Endocrinology, Vol 125, 1533-1539, Copyright © 1989 by Endocrine Society

ARTICLES

Dexamethasone-inhibitable stimulation of plasma prorenin by ketamine in cats

S Rubattu, DN Marion, M Peterson and JE Sealey
Cardiovascular Center, Cornell University Medical College New York, New York 10021.

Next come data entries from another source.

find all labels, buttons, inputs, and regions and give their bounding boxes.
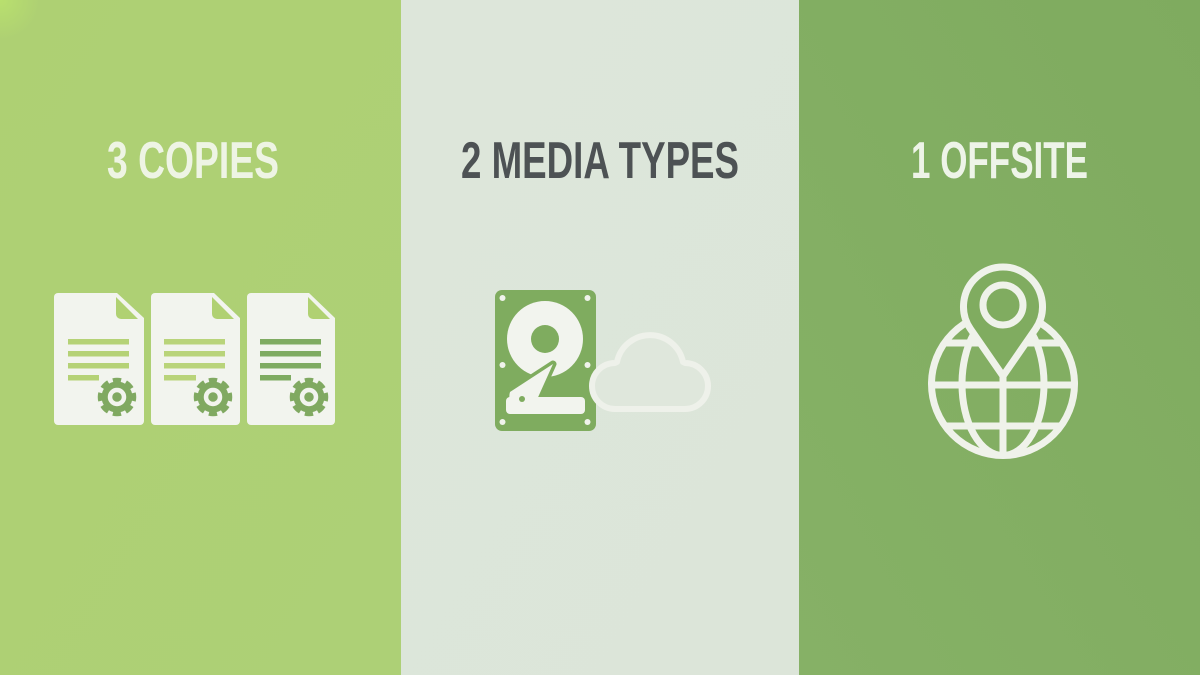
panel: 1 offsite (799, 0, 1200, 675)
icon: document 2 with gear (151, 293, 240, 425)
globe (931, 312, 1075, 456)
pin centre ring (983, 285, 1023, 325)
panel: 2 media types (401, 0, 799, 675)
heading: 3 copies: 3 COPIES (107, 132, 279, 190)
location pin (964, 267, 1042, 376)
icon: document 1 with gear (54, 293, 144, 425)
icon: hard drive (495, 290, 596, 431)
heading: 2 media types: 2 MEDIA TYPES (461, 132, 739, 190)
icon: globe with location pin (931, 267, 1075, 456)
heading: 1 offsite: 1 OFFSITE (911, 132, 1088, 190)
icon: cloud (592, 335, 708, 409)
icon: document 3 with gear (247, 293, 335, 425)
panel: 3 copies (0, 0, 401, 675)
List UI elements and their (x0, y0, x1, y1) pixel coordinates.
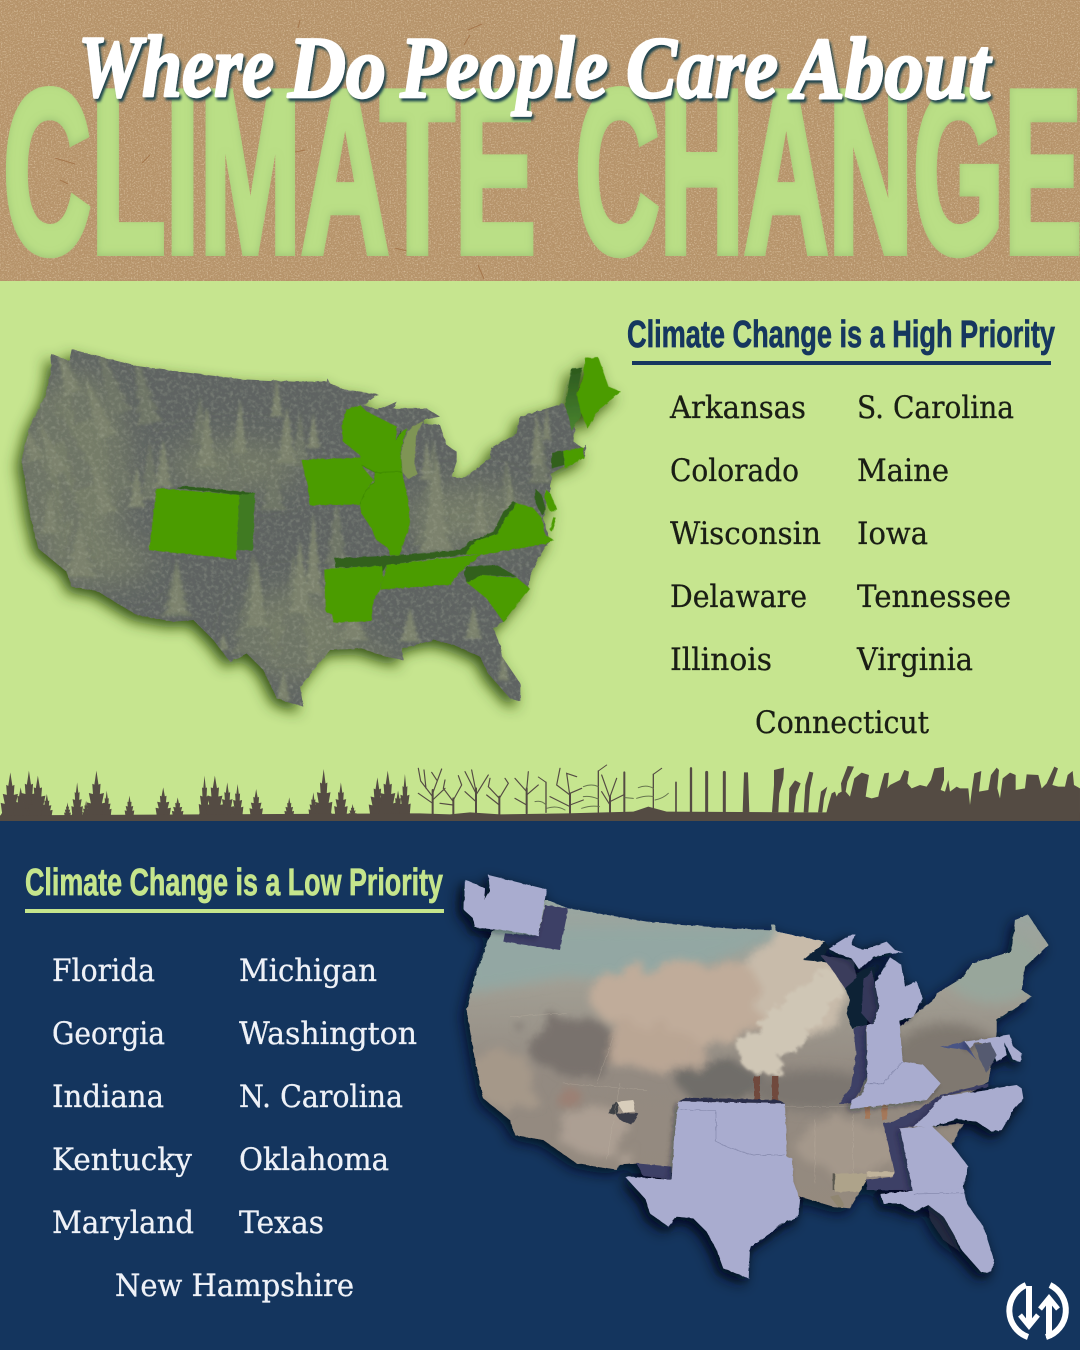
list: high priority states: Arkansas (669, 390, 806, 426)
list: high priority states: Tennessee (857, 579, 1011, 615)
forest map body (0, 333, 633, 713)
panel: low priority background (0, 821, 1080, 1350)
smoke map body (460, 900, 1060, 1220)
list: low priority states: N. Carolina (239, 1079, 403, 1115)
list: low priority states: Indiana (52, 1079, 164, 1115)
lavender priority states (464, 875, 1023, 1278)
list: high priority states: S. Carolina (857, 390, 1014, 426)
list: low priority states: Michigan (239, 953, 377, 989)
ground strip (0, 807, 1080, 821)
list: low priority states: Georgia (52, 1016, 165, 1052)
list: high priority states: Colorado (670, 453, 799, 489)
panel: kraft paper header (0, 0, 1080, 282)
list: high priority states: Illinois (670, 642, 772, 678)
smoke columns and city (743, 766, 1080, 821)
list: low priority states: New Hampshire (115, 1268, 354, 1304)
maryland (965, 1035, 1022, 1062)
green priority states (149, 358, 621, 622)
south carolina (467, 575, 529, 622)
title: where do people care about: About (788, 21, 992, 118)
icon: logo with up and down arrows (1009, 1285, 1066, 1338)
georgia (900, 1126, 968, 1193)
state border lines (678, 1062, 963, 1194)
oklahoma and texas (625, 1102, 800, 1278)
virginia (465, 503, 553, 554)
title: where do people care about: Care (626, 20, 778, 117)
list: high priority states: Iowa (857, 516, 928, 552)
state border lines (360, 465, 402, 504)
gulf buildings patch (830, 1172, 895, 1209)
conifer forest (0, 769, 412, 817)
north carolina (913, 1085, 1023, 1132)
florida (881, 1188, 994, 1273)
faint state lines (510, 1013, 893, 1183)
list: low priority states: Florida (52, 953, 155, 989)
list: high priority states: Delaware (670, 579, 807, 615)
map: high priority states (0, 333, 633, 713)
wisconsin (342, 405, 407, 472)
lower smokestacks (865, 1105, 887, 1120)
list: high priority states: Maine (857, 453, 949, 489)
extruded state shadows (177, 368, 582, 582)
iowa (302, 458, 373, 505)
delaware (545, 490, 557, 511)
title: where do people care about: People (399, 20, 608, 117)
tennessee (380, 554, 482, 589)
bare trees (418, 765, 724, 815)
ship silhouette in the clouds (608, 1100, 638, 1125)
list: low priority states: Kentucky (52, 1142, 192, 1178)
virginia shore (550, 517, 556, 532)
michigan upper peninsula (828, 934, 903, 968)
title: where do people care about (78, 19, 992, 118)
list: high priority states: Connecticut (755, 705, 929, 741)
list: high priority states: Wisconsin (670, 516, 821, 552)
heading: low priority: Climate Change is a Low Priority (25, 862, 443, 904)
skyline: forest fading to smokestacks (0, 765, 1080, 821)
smokestacks (754, 1076, 778, 1100)
list: high priority states: Virginia (856, 642, 973, 678)
list: low priority states: Oklahoma (239, 1142, 389, 1178)
title: where do people care about: Do (287, 20, 386, 117)
list: high priority states (669, 390, 1014, 741)
underline: high priority (632, 361, 1051, 365)
lake superior dark (803, 942, 830, 962)
map: low priority states (460, 875, 1060, 1278)
washington (464, 875, 547, 936)
list: low priority states: Texas (239, 1205, 324, 1241)
panel: high priority background (0, 281, 1080, 821)
illinois (360, 472, 410, 555)
lake michigan dark (845, 967, 875, 1028)
connecticut (563, 448, 584, 468)
list: low priority states: Maryland (52, 1205, 194, 1241)
smoke plume (737, 970, 843, 1077)
maine (577, 358, 621, 428)
arkansas (325, 566, 383, 622)
colorado (149, 488, 239, 559)
list: low priority states: Washington (239, 1016, 417, 1052)
chesapeake detail (975, 1042, 997, 1073)
lake michigan (401, 421, 423, 479)
extruded state shadows (503, 905, 988, 1252)
list: low priority states (52, 953, 417, 1304)
headline: climate change: CLIMATE (3, 43, 536, 302)
title: where do people care about: Where (78, 19, 274, 116)
underline: low priority (25, 909, 444, 913)
michigan indiana kentucky (850, 957, 941, 1109)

Plasma prorenin in humans is derived from both renal and extrarenal sources, but in the cat most plasma prorenin is normally of renal origin. Sodium depletion and beta-adrenergic blockade can increase plasma prorenin in cats, but the effects of sedatives and glucocorticoids are unknown. We examined the effect of ketamine, a centrally acting nonbarbiturate anesthetic, and of the glucocorticoid dexamethasone on plasma prorenin and renin. Intramuscular injection of ketamine (20 mg/kg, three times a day) for 4 days increased plasma prorenin slowly and consistently, from 7.4 +/- 1.4 (+/- SEM) to 11.4 +/- 2.2, 17.1 +/- 2.5, 20.2 +/- 3.0, and 29.2 +/- 3.4 ng/ml.h (P less than 0.001) on days 1, 2, 3, and 4, respectively, without any effect on plasma active renin. Plasma renin substrate and cortisol were also unchanged. Bilateral nephrectomy reduced both baseline and stimulated plasma prorenin to undetectable levels. Treatment with alpha 1-blocker, beta 1-blocker, angiotensin-converting enzyme inhibitor, or Ca2+ antagonist did not affect the rise in prorenin induced by ketamine, but dexamethasone completely blocked the response. In contrast, dexamethasone alone had little effect on plasma prorenin. These results demonstrate that repetitive ketamine administration selectively increases plasma prorenin, suggesting that renal prorenin secretion may be regulated independently of active renin. Blockade of stimulated, but not baseline, plasma prorenin by dexamethasone is consistent with a negative effect of glucocorticoids on the regulatory elements of the renin gene.